What gives you the most joy as you look around you in Haiti?
The joy and love of the people. Even though they have so little, their smiles are so bright and they are so warm and loving. I especially love the children waving and calling out “blan” (white person) to me as I am walking or driving down the road with big smiles on their faces. Better yet, I love it when I hear them call out my name in their sweet way: “Jeneefeh!”
How would you describe the challenges you face there?
One of the challenges I face is how to best balance my time. I get the privilege of serving with several partners here in Haiti, so it is my desire to continually work to maintain and deepen those relationships…as well as consider new partnership possibilities. At the same time, I also get to work with lots of short-term teams that come down to serve with us for a week or so at a time. I consider this part of my ministry, and it is a blessing to me to spend time with them. However, I also have a number of other responsibilities that my role entails (planning the menu, buying groceries, paying employees, doing the bookkeeping, managing the house and vehicles, etc.). Thus, it can be a challenge to balance all of that.

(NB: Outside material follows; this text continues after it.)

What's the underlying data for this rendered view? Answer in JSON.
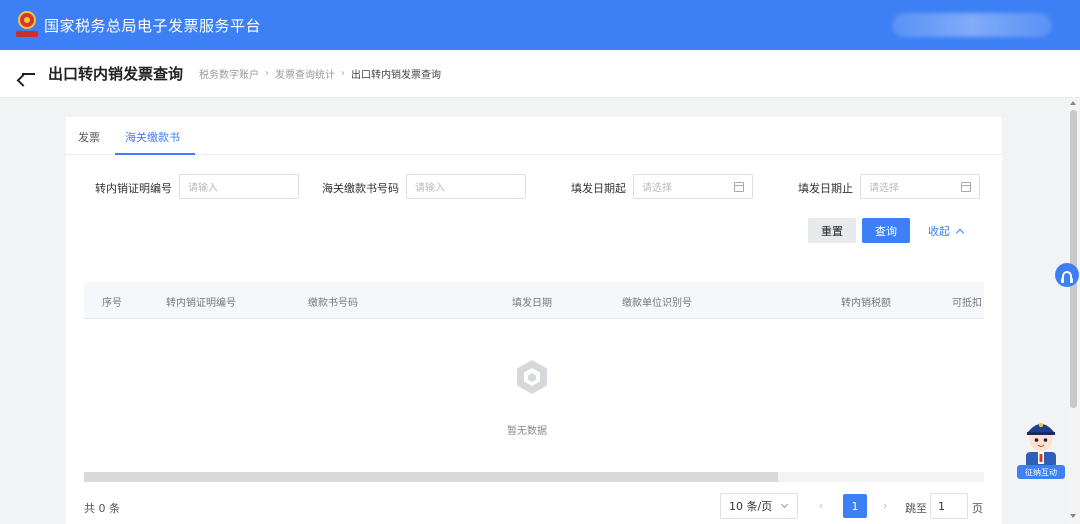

Another big challenge I face is dealing with the incredible poverty I see and knowing how to handle all the requests I receive. Pretty much every day I have people asking me for something – food, money, a job, a better home (instead of the small Samaritan’s Purse shelter they’ve been living in with their whole family since the earthquake in 2010), etc. And they all really need these things. But I/ReachGlobal can’t possibly meet every need of every person. Nor do I/we want to just create dependency. So I definitely need to continually seek God’s wisdom, discernment, and strength for how to respond.
Please tell us about something that made you laugh recently, and something that broke your heart.
Something that made me laugh: Playing the “Wop” game with a group of kids who were just really having a fun time and belly laughing. I can’t help but laugh along!
Something that made me cry: Seeing the tears roll down the face of a little boy at one of our partner orphanages as he was showing me the skin infection that had returned again. I’m not sure if the tears were out of embarrassment, shame, sadness due to being ostracized, frustration at the infection returning or what. But all I could do was hug him and tell him I love him no matter what, shed some tears myself, and pray for him.
What would you tell someone who is considering ministering in Haiti?
Haiti, as a whole, is so poor economically…and in some ways spiritually. However, the Haitian people are incredibly rich relationally and many maintain a strong faith in the midst of huge daily struggles. We have a lot we can learn from them.